One day to go. Not much more to be done. It’s just about game time.
Think positive thoughts. You can’t go back and do more training or control things like the weather. Focus on things you can control in the final 24 hours. Think happy and positive thoughts about being out there doing an activity you love (or at least like) with 9,000 other people.
Look at the course map closely. For many of you who run often in Golden Gate Park this is as close as it gets to being a “home course.” As you look at the course, pause to think about what it physically looks like in that area. What will you see when you’re out there? What landmarks can you look for? Nothing makes the miles go by faster than knowing the course. Without going crazy, try to constantly have something you are looking for during the race. This isn’t hard when you are super familiar with the area. To combat the monotony of the Great Highway, I suggest looking ahead only to the next stoplight. The stoplights are conveniently staggered a quarter mile away from each other. It gives you a psychological boost to be “seeing what you’re looking for” every one to two minutes because you feel like you are making progress. If your landmarks are every mile mark, you pass a mile mark, you run two to three minutes, don’t see the next mile yet, and start looking around for it. Then you spend the next two to five minutes looking for the next mile mark, constantly checking your watch, and consequently feeling like you are going to be out there forever! This can be quite discouraging. There is value in having a landmark to look for pretty frequently.
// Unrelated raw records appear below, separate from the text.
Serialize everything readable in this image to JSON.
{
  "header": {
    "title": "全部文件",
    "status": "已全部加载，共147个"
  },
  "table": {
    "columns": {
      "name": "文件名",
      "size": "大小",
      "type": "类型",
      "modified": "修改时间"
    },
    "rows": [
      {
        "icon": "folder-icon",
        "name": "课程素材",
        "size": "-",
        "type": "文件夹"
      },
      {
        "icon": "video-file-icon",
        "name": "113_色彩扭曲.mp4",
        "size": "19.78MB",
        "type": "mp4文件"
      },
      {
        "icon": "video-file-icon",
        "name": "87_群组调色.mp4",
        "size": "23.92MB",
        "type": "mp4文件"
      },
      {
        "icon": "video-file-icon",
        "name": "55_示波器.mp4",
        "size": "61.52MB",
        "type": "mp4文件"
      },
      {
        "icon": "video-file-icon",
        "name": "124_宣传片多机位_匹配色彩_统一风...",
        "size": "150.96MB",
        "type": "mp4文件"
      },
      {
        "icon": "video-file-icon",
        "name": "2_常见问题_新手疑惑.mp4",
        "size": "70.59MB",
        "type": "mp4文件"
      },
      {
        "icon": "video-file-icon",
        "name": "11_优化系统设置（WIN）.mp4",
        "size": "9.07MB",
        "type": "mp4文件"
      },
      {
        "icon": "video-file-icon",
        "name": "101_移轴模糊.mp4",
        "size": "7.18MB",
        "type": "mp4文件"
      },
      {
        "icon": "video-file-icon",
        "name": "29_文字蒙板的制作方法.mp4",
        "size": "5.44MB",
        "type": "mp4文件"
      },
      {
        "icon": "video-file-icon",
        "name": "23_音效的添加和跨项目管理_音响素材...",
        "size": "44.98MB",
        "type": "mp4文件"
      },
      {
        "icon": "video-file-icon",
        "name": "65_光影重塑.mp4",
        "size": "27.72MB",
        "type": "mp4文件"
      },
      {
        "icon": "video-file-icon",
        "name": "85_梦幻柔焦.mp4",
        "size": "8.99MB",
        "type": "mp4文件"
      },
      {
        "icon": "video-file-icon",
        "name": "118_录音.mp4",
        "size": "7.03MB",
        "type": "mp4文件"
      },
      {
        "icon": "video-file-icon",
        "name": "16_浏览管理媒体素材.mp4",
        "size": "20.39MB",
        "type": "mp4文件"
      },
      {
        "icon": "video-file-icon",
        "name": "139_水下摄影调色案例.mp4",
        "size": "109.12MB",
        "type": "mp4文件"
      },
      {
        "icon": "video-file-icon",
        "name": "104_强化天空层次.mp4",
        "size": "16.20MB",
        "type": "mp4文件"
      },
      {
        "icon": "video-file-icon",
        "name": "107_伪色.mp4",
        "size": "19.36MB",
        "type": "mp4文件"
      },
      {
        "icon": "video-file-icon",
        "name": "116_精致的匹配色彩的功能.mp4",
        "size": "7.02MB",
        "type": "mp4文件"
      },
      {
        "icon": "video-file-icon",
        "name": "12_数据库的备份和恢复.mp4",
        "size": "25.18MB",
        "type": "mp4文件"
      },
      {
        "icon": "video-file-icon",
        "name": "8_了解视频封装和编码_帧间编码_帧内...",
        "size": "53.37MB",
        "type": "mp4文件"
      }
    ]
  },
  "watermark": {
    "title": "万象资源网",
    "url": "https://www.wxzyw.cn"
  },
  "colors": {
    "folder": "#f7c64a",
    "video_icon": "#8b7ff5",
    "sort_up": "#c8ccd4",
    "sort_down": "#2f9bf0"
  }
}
Spend some time visualizing yourself running fast on the Great Highway. Close your eyes and see yourself running strong and passing people. Imagine that it feels effortless and yet you are running very fast. Tell yourself how fit you are. Remind yourself how hard you’ve trained. Tell yourself you can do it. Heck, hum the Chariots of Fire or Rocky theme as you visualize. In high school, I visualized my cross country championship race over and over every night for weeks while listening to “One Moment In Time.” The race played out just like I had imagined it and to this day I have a hard time differentiating what I visualized and what I actually experienced in the race.
If you are nervous, keep this in mind. There are 1.3 billion people in China and none of them (unless you have a close relative there) are going to go to http://zinsli.com/results/ on Monday to see if you PR’ed. I also like to remind people that they’ve trained hard and they deserve to run well.
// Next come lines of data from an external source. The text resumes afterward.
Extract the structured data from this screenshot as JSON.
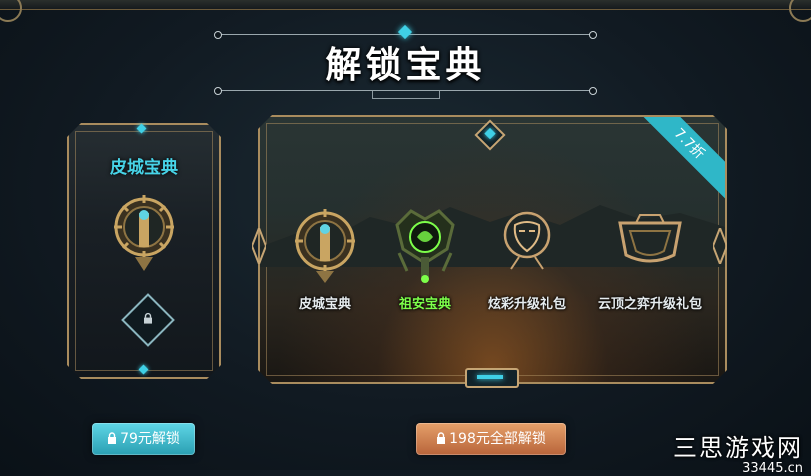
{
  "page": {
    "title": "解锁宝典"
  },
  "left_card": {
    "title": "皮城宝典",
    "icon": "piltover-pass-emblem-icon",
    "lock_icon": "lock-icon"
  },
  "right_card": {
    "discount_badge": "7.7折",
    "items": [
      {
        "label": "皮城宝典",
        "icon": "piltover-pass-emblem-icon",
        "color": "#e6ecef"
      },
      {
        "label": "祖安宝典",
        "icon": "zaun-pass-emblem-icon",
        "color": "#7dff4a"
      },
      {
        "label": "炫彩升级礼包",
        "icon": "chroma-mask-icon",
        "color": "#e6ecef"
      },
      {
        "label": "云顶之弈升级礼包",
        "icon": "tft-arena-icon",
        "color": "#e6ecef"
      }
    ]
  },
  "buttons": {
    "unlock_single": "79元解锁",
    "unlock_all": "198元全部解锁"
  },
  "watermark": {
    "line1": "三思游戏网",
    "line2": "33445.cn"
  },
  "colors": {
    "accent_cyan": "#3fd0e6",
    "gold_border": "#a98c5e",
    "button_blue": "#2a9fb2",
    "button_orange": "#b8643a",
    "highlight_green": "#7dff4a"
  }
}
When I race, I have my game face on. I’m competitive and I care about how the race goes. That’s just how I am. I’ve been told (and the pictures and video back this up) that I get that same game face on when I coach. (Side story: At my wedding reception we had Sacred Heart Cathedral kids helping. Right before we got started Tomas, my assistant coach and wedding reception master of ceremonies, came to me and said, “Don’t worry about anything. Everything’s going to go great. Ethan has his game face on. He looks like he did before the CCS Finals.” As the coach who taught Ethan to have a game face, it was, in the middle of a busy and memorable night, a proud moment.) Anyway, if it works for you, have your game face on. After all, Sunday is the Super Bowl. And you did pay $40-50 to be on the starting line. Why not have that focused game face on that tells everyone that you are about to go out and race as hard as you can.
Good luck, everyone, it’s just about game time!